Trump to Release Supreme Court Pick List In ‘Coming Days’: Meadows

Trump to Release Supreme Court Pick List In ‘Coming Days’: Meadows
White House chief of staff Mark Meadows speaks to members of the press outside the West Wing of the White House in Washington on Aug. 28, 2020. (Alex Wong/Getty Images)
Tom Ozimek
9/8/2020
Updated:
9/8/2020

President Donald Trump’s anticipated list of picks for the Supreme Court will be released shortly, according to White House chief of staff Mark Meadows.

“We’ve been working very closely, the president has, with the White House general counsel, getting input from a number of others, and so I’m excited about the list,” Meadows told reporters at the White House on Tuesday. “The president will be signing off on that in the coming days.”

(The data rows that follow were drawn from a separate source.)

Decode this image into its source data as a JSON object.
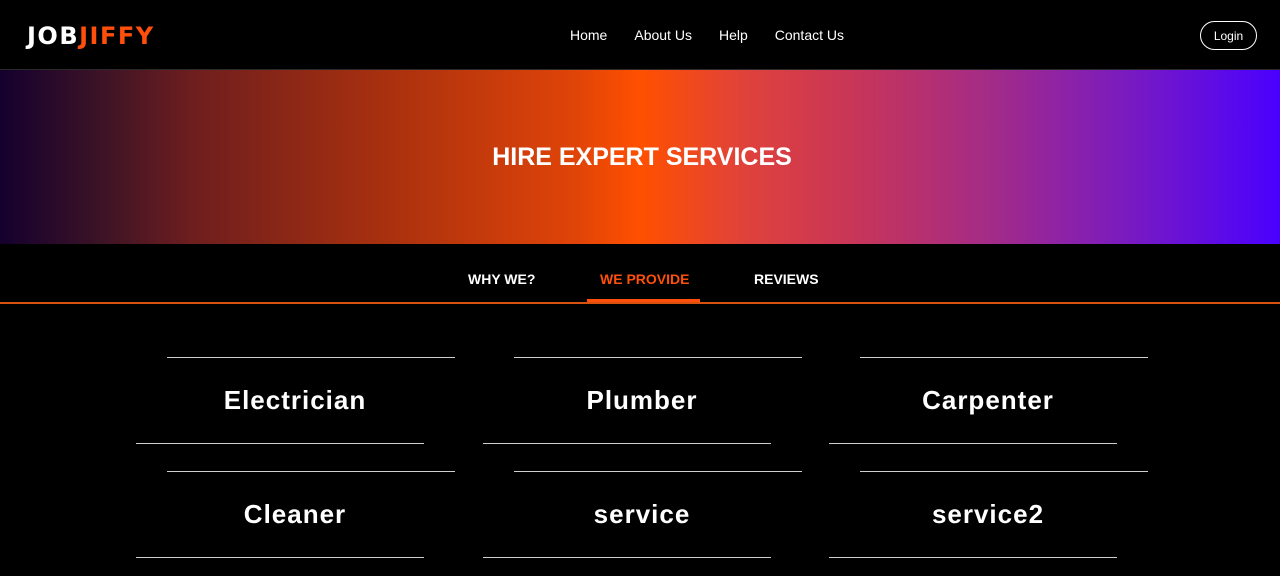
{
  "brand": {
    "part1": "JOB",
    "part2": "JIFFY",
    "accent_color": "#ff4f0a"
  },
  "nav": {
    "items": [
      {
        "label": "Home"
      },
      {
        "label": "About Us"
      },
      {
        "label": "Help"
      },
      {
        "label": "Contact Us"
      }
    ],
    "login_label": "Login"
  },
  "hero": {
    "title": "HIRE EXPERT SERVICES"
  },
  "tabs": [
    {
      "label": "WHY WE?",
      "active": false
    },
    {
      "label": "WE PROVIDE",
      "active": true
    },
    {
      "label": "REVIEWS",
      "active": false
    }
  ],
  "services": [
    {
      "label": "Electrician"
    },
    {
      "label": "Plumber"
    },
    {
      "label": "Carpenter"
    },
    {
      "label": "Cleaner"
    },
    {
      "label": "service"
    },
    {
      "label": "service2"
    }
  ]
}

Expectations have been building for the release of the list, which Trump earlier said would come at the beginning of September.

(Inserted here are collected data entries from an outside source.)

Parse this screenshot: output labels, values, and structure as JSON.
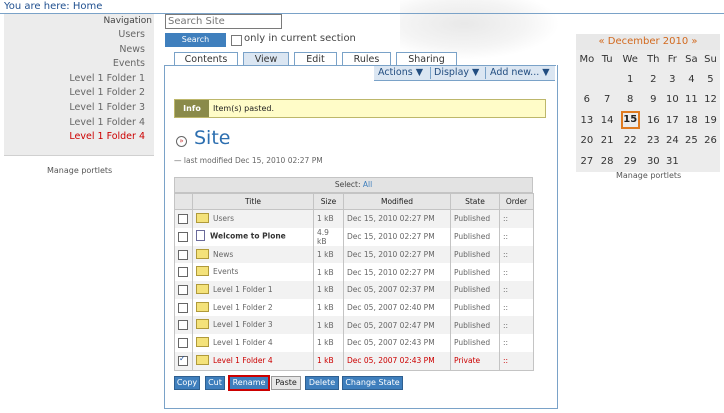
{
  "breadcrumb": {
    "prefix": "You are here:",
    "home": "Home"
  },
  "navigation": {
    "title": "Navigation",
    "items": [
      "Users",
      "News",
      "Events",
      "Level 1 Folder 1",
      "Level 1 Folder 2",
      "Level 1 Folder 3",
      "Level 1 Folder 4",
      "Level 1 Folder 4"
    ],
    "manage": "Manage portlets"
  },
  "search": {
    "placeholder": "Search Site",
    "button": "Search",
    "only_current": "only in current section"
  },
  "tabs": [
    "Contents",
    "View",
    "Edit",
    "Rules",
    "Sharing"
  ],
  "actions": [
    "Actions ▼",
    "Display ▼",
    "Add new... ▼"
  ],
  "info": {
    "label": "Info",
    "message": "Item(s) pasted."
  },
  "page": {
    "title": "Site",
    "last_modified": "— last modified Dec 15, 2010 02:27 PM"
  },
  "table": {
    "select_label": "Select:",
    "select_all": "All",
    "headers": [
      "Title",
      "Size",
      "Modified",
      "State",
      "Order"
    ],
    "rows": [
      {
        "title": "Users",
        "size": "1 kB",
        "modified": "Dec 15, 2010 02:27 PM",
        "state": "Published",
        "order": "::"
      },
      {
        "title": "Welcome to Plone",
        "size": "4.9 kB",
        "modified": "Dec 15, 2010 02:27 PM",
        "state": "Published",
        "order": "::"
      },
      {
        "title": "News",
        "size": "1 kB",
        "modified": "Dec 15, 2010 02:27 PM",
        "state": "Published",
        "order": "::"
      },
      {
        "title": "Events",
        "size": "1 kB",
        "modified": "Dec 15, 2010 02:27 PM",
        "state": "Published",
        "order": "::"
      },
      {
        "title": "Level 1 Folder 1",
        "size": "1 kB",
        "modified": "Dec 05, 2007 02:37 PM",
        "state": "Published",
        "order": "::"
      },
      {
        "title": "Level 1 Folder 2",
        "size": "1 kB",
        "modified": "Dec 05, 2007 02:40 PM",
        "state": "Published",
        "order": "::"
      },
      {
        "title": "Level 1 Folder 3",
        "size": "1 kB",
        "modified": "Dec 05, 2007 02:47 PM",
        "state": "Published",
        "order": "::"
      },
      {
        "title": "Level 1 Folder 4",
        "size": "1 kB",
        "modified": "Dec 05, 2007 02:43 PM",
        "state": "Published",
        "order": "::"
      },
      {
        "title": "Level 1 Folder 4",
        "size": "1 kB",
        "modified": "Dec 05, 2007 02:43 PM",
        "state": "Private",
        "order": "::"
      }
    ]
  },
  "buttons": [
    "Copy",
    "Cut",
    "Rename",
    "Paste",
    "Delete",
    "Change State"
  ],
  "calendar": {
    "title": "« December 2010 »",
    "days": [
      "Mo",
      "Tu",
      "We",
      "Th",
      "Fr",
      "Sa",
      "Su"
    ],
    "weeks": [
      [
        "",
        "",
        "1",
        "2",
        "3",
        "4",
        "5"
      ],
      [
        "6",
        "7",
        "8",
        "9",
        "10",
        "11",
        "12"
      ],
      [
        "13",
        "14",
        "15",
        "16",
        "17",
        "18",
        "19"
      ],
      [
        "20",
        "21",
        "22",
        "23",
        "24",
        "25",
        "26"
      ],
      [
        "27",
        "28",
        "29",
        "30",
        "31",
        "",
        ""
      ]
    ],
    "today": "15",
    "manage": "Manage portlets"
  },
  "colors": {
    "accent": "#3f7fbd",
    "current": "#cc0000",
    "today_border": "#e07b20"
  }
}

“I will be releasing a new list of Conservative Supreme Court Justice nominees, which may include some, or many of those already on the list, by September 1, 2020. If given the opportunity, I will only choose from this list, as in the past, a Conservative Supreme Court Justice,” Trump wrote in a tweet in June.

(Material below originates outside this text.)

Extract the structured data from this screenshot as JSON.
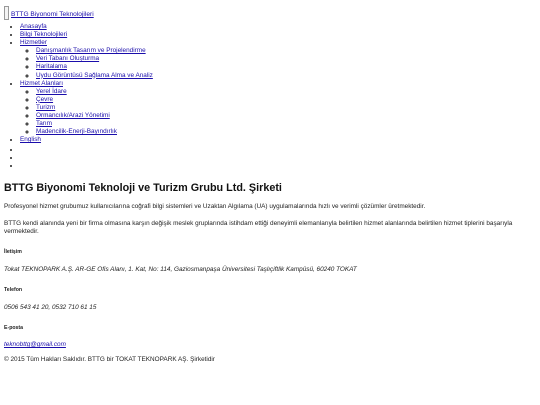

Meadows said the president was working on the list but that other priorities had taken precedence.

“We’ve been working on the SCOTUS picks. I don’t know that there’s been a delay as much as there has been a whole lot of other priorities that we’ve been working on and so I’m optimistic that you'll see those SCOTUS picks in coming days,” Meadows said.

Trump first released a list of possible Supreme Court nominees in 2016 with input from conservatives affiliated with The Federalist Society, with experts widely crediting the move as winning over many evangelical voters. Current Supreme Court justices Neil Gorsuch and Brett Kavanaugh were on that list. The president has made the confirmation of 200 federal judges, including two Supreme Court justices, a big part of his reelection platform, in line with the Republican goal of filling every appeals court opening by the end of the year.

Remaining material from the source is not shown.